I introduced new families of estimates based on order statistics in
[Gir05] and [Gir08]. These algorithms attain a precision of
C/sqrt(M) using M units of memory to compare with
the linear memory of exact algorithms.
These estimates were extensively validated with an optimized version
of the algorithm
(project page).
In a joint work with E. Fusy, we adapt these algorithms to
monitor data streams [FuGi07].
Applications for such algorithms are numerous
in networking area, for example to monitor the traffic of a router or to detect
Denial of Service attacks (see [Gir05] and [FuGi07]), as well
as in bioinformatics, for example to detect coding regions in DNA
(see [Gir06]).

I am also collaborating with the MASCOTTE Project on fault tolerant networks. The problem was posed by Alcatel Space Industry in order to decrease the launch cost of their satellites. We proposed solutions for small networks in [ABG+06,BGP07]. More generally, these networks correspond to a generalization of selectors. We proved tight linear bounds for large networks and studied a general property of graphs, namely the expansion for subsets of bounded size, in [AGHP08].

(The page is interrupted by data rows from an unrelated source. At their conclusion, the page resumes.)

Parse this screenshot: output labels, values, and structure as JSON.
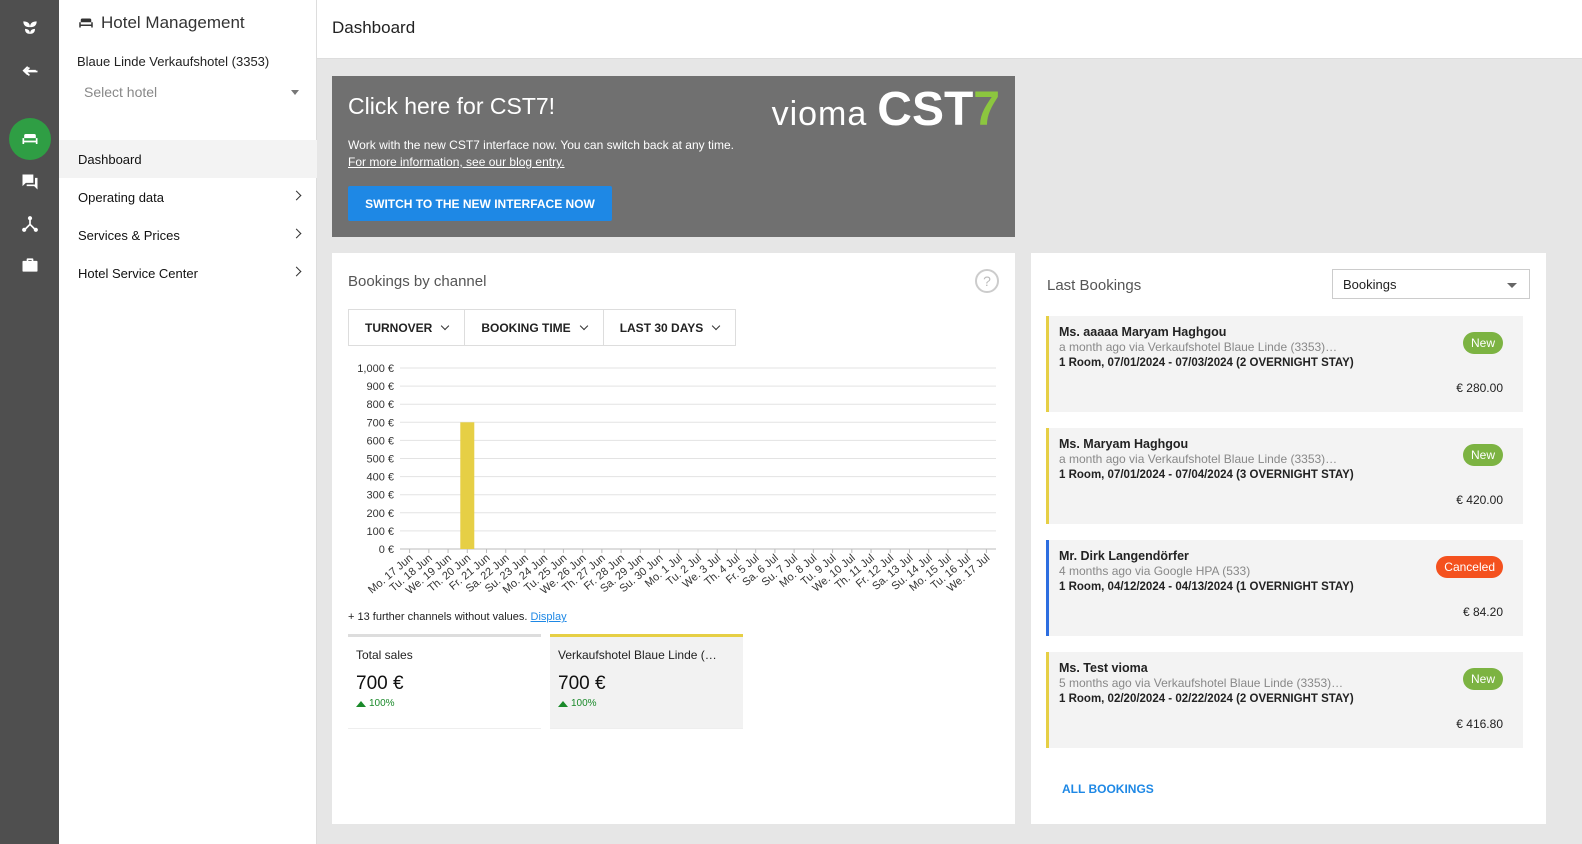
{
  "rail": {
    "icons": [
      "leaf-logo-icon",
      "switch-arrows-icon",
      "sofa-icon",
      "chat-icon",
      "network-icon",
      "briefcase-icon"
    ]
  },
  "sidebar": {
    "title": "Hotel Management",
    "hotel_name": "Blaue Linde Verkaufshotel (3353)",
    "select_placeholder": "Select hotel",
    "items": [
      {
        "label": "Dashboard"
      },
      {
        "label": "Operating data"
      },
      {
        "label": "Services & Prices"
      },
      {
        "label": "Hotel Service Center"
      }
    ]
  },
  "header": {
    "title": "Dashboard"
  },
  "promo": {
    "title": "Click here for CST7!",
    "text1": "Work with the new CST7 interface now. You can switch back at any time.",
    "text2": "For more information, see our blog entry.",
    "brand_vioma": "vioma",
    "brand_cst": "CST",
    "brand_seven": "7",
    "button": "SWITCH TO THE NEW INTERFACE NOW"
  },
  "channel_card": {
    "title": "Bookings by channel",
    "help": "?",
    "filters": [
      "TURNOVER",
      "BOOKING TIME",
      "LAST 30 DAYS"
    ],
    "note_text": "+ 13 further channels without values.",
    "note_link": "Display",
    "tiles": [
      {
        "label": "Total sales",
        "value": "700 €",
        "pct": "100%"
      },
      {
        "label": "Verkaufshotel Blaue Linde (…",
        "value": "700 €",
        "pct": "100%"
      }
    ]
  },
  "chart_data": {
    "type": "bar",
    "categories": [
      "Mo. 17 Jun",
      "Tu. 18 Jun",
      "We. 19 Jun",
      "Th. 20 Jun",
      "Fr. 21 Jun",
      "Sa. 22 Jun",
      "Su. 23 Jun",
      "Mo. 24 Jun",
      "Tu. 25 Jun",
      "We. 26 Jun",
      "Th. 27 Jun",
      "Fr. 28 Jun",
      "Sa. 29 Jun",
      "Su. 30 Jun",
      "Mo. 1 Jul",
      "Tu. 2 Jul",
      "We. 3 Jul",
      "Th. 4 Jul",
      "Fr. 5 Jul",
      "Sa. 6 Jul",
      "Su. 7 Jul",
      "Mo. 8 Jul",
      "Tu. 9 Jul",
      "We. 10 Jul",
      "Th. 11 Jul",
      "Fr. 12 Jul",
      "Sa. 13 Jul",
      "Su. 14 Jul",
      "Mo. 15 Jul",
      "Tu. 16 Jul",
      "We. 17 Jul"
    ],
    "values": [
      0,
      0,
      0,
      700,
      0,
      0,
      0,
      0,
      0,
      0,
      0,
      0,
      0,
      0,
      0,
      0,
      0,
      0,
      0,
      0,
      0,
      0,
      0,
      0,
      0,
      0,
      0,
      0,
      0,
      0,
      0
    ],
    "yticks": [
      "0 €",
      "100 €",
      "200 €",
      "300 €",
      "400 €",
      "500 €",
      "600 €",
      "700 €",
      "800 €",
      "900 €",
      "1,000 €"
    ],
    "ylim": [
      0,
      1000
    ],
    "bar_color": "#e6cf45",
    "grid": true
  },
  "bookings_card": {
    "title": "Last Bookings",
    "select_value": "Bookings",
    "items": [
      {
        "name": "Ms. aaaaa Maryam Haghgou",
        "sub": "a month ago via Verkaufshotel Blaue Linde (3353)…",
        "detail": "1 Room, 07/01/2024 - 07/03/2024 (2 OVERNIGHT STAY)",
        "price": "€ 280.00",
        "badge": "New"
      },
      {
        "name": "Ms. Maryam Haghgou",
        "sub": "a month ago via Verkaufshotel Blaue Linde (3353)…",
        "detail": "1 Room, 07/01/2024 - 07/04/2024 (3 OVERNIGHT STAY)",
        "price": "€ 420.00",
        "badge": "New"
      },
      {
        "name": "Mr. Dirk Langendörfer",
        "sub": "4 months ago via Google HPA (533)",
        "detail": "1 Room, 04/12/2024 - 04/13/2024 (1 OVERNIGHT STAY)",
        "price": "€ 84.20",
        "badge": "Canceled"
      },
      {
        "name": "Ms. Test vioma",
        "sub": "5 months ago via Verkaufshotel Blaue Linde (3353)…",
        "detail": "1 Room, 02/20/2024 - 02/22/2024 (2 OVERNIGHT STAY)",
        "price": "€ 416.80",
        "badge": "New"
      }
    ],
    "all_link": "ALL BOOKINGS"
  }
}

In 2002, during an internship of 6 months in the IP group of the Sprint Laboratories of Research in Burlingame California, I worked on IP protection for backbone networks. We proposed a new algorithm based on Tabu Search Meta-heuristic, to optimally map the IP topology on a fiber infrastructure. The optimal mapping maximizes the robustness of a network by minimizing fiber sharing, while simultaneously maintaining ISP delay requirements. In addition the algorithm takes into consideration constraints that are faced by backbone administrators, such as a shortage of wavelengths or priorities among links (see [GNTD03]). This study led to two patents, of which I am coauthor, for Sprint.

In 2003, during my master, I worked on bioinformatics issues with Mireille Régnier. They are four main steps to sequence a genome: duplicate the DNA, cut it into small pieces, read each of them and reassemble them. One of the most difficult problem during the fourth step is to distinguish between pieces of the numerous nearly identical repeats. We proposed a new algorithm to separate repeats using an analysis with generating functions. The same kind of techniques may be used to find single nucleotide polymorphisms (SNPs) that are crucial, for example, to understand genetic diseases ([Gir03], in French).